The Grapetree Area Property Owners Association (GAPOA) was formed in 1986 to assist property owners with neighborhood issues including road maintenance, beach cleanup, and development management. The GAPOA is funded through the annual assessments from its members, representing over three-hundred properties within the Association. The GAPOA is managed by an all-volunteer group of member-elected property owners.

The purpose of the GAPOA and its collection of assessments is to maintain the roads and beaches, represent the property owners’ interests, and to uphold the covenants and restrictions applicable to the five estates; North Slob, North Grapetree, South Slob, South Grapetree, and Turner Hole. The GAPOA promotes neighbors coming together to share in the enjoyment of owning property in America’s easternmost paradise!
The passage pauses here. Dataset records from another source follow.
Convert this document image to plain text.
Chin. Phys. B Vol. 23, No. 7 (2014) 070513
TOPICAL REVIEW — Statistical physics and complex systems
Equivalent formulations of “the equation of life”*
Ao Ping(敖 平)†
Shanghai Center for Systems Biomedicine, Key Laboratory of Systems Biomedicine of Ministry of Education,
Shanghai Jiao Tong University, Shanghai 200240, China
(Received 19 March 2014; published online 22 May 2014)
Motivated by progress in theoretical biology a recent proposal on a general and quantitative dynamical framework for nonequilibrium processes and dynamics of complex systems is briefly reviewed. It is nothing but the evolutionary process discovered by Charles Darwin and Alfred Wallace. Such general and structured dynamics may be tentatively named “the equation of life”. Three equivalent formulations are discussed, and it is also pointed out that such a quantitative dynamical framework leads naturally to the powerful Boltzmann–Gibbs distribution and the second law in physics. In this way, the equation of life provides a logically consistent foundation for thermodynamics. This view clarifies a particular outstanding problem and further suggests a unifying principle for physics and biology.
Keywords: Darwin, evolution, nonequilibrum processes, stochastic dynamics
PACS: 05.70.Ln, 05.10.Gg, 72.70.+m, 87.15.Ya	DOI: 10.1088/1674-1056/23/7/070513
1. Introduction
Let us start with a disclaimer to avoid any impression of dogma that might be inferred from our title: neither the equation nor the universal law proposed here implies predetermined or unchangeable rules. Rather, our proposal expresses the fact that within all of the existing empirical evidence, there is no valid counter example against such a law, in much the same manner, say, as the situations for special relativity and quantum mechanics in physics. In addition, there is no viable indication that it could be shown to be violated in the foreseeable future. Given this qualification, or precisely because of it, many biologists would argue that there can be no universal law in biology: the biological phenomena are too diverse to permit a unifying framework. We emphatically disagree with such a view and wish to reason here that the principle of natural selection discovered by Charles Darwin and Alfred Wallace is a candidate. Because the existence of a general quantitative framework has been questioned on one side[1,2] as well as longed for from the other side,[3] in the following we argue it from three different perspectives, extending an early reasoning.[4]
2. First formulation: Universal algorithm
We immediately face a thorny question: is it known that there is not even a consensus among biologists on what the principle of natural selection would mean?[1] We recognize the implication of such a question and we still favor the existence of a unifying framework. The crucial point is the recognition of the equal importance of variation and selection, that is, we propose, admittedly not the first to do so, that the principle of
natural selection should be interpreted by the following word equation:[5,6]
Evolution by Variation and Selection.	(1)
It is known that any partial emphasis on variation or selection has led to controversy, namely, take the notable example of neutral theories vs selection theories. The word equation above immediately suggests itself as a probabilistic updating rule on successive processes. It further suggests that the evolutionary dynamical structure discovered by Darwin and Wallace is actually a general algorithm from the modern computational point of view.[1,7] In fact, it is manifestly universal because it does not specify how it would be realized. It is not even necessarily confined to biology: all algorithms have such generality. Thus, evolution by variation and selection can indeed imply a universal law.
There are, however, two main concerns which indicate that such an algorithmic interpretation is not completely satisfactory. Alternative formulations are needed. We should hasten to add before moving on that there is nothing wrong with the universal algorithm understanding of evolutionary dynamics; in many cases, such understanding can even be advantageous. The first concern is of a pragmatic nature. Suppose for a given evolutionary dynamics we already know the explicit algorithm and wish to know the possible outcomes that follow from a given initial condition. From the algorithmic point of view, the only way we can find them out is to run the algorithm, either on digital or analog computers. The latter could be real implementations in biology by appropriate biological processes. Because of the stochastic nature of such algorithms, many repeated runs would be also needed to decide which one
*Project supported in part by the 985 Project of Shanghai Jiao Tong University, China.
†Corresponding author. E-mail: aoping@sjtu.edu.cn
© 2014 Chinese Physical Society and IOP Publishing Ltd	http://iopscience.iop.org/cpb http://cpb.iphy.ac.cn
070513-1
Please help us keep our neighborhood special by paying your GAPOA annual assessments on time, volunteering to serve, and working with your neighbors to improve your piece of paradise.  You’re an important part of our community and we appreciate your participation.  Afterall, it’s the people that make a neighborhood special.  As one famous Welsh proverb says, “A little among neighbors is worth more than riches in a wilderness.”

 

GAPOA Uniqueness and Extensiveness

by Rob Bidelspacher
  1. The Association encompasses major portions of five Danish surveyed and named estates which include North Grapetree, North Slob, South Grapetree, South Slob and Turner Hole, consisting of over 300 plots owned by approximately 500 to 1000 people (if counting owners and their families).
  2. The Association is made up of over a dozen subdivisions emanating from a number of different developing entities spanning many decades since the 1950’s. All have common elements in their chain of title with similar provisions in their deed histories.
  3. Covering some 4 miles of beach and coastal frontage, Association estates line both the North and South shores of St. Croix.
  4. The Association’s estates include 7 distinct watershed areas covering almost 1000 acres with varying terrain at elevations ranging from sea level to almost 700 feet.
  5. The Association manages and maintains more than 7 miles of existing private roads and accompanying drainage systems.
  6. The Association’s estates are adjacent to The Nature Conservancy’s extensive holdings of Jack and Issacs Bay, the VI Territorial Park Lands of Cramer Park, the U. S. Government owned Point Udall, and all is surrounded by the newly designated and now operational Virgin Island East End National Marine Park.

Click on the Links Below for Additional Information

What is a Property Owners Association (POA)?

Simply put, POAs are organizations that seek to improve the communities they’re charged with governing. 

POAs can be incorporated or unincorporated and they are formed for the purpose of managing a development that consists of  lots.  POAs tend to be more remote geographically and recreational in nature. POAs generally start out with empty lots adjacent to an amenity such as a lake, ski area or even… the Caribbean Sea.  Lot owners build vacation homes on their lots so they can enjoy the amenities. Over time, more and more owners begin to live full time within the development. When this occurs, the nature of the development changes and it becomes more of a homeowners association and less of a property owners association, although they often retain the same name.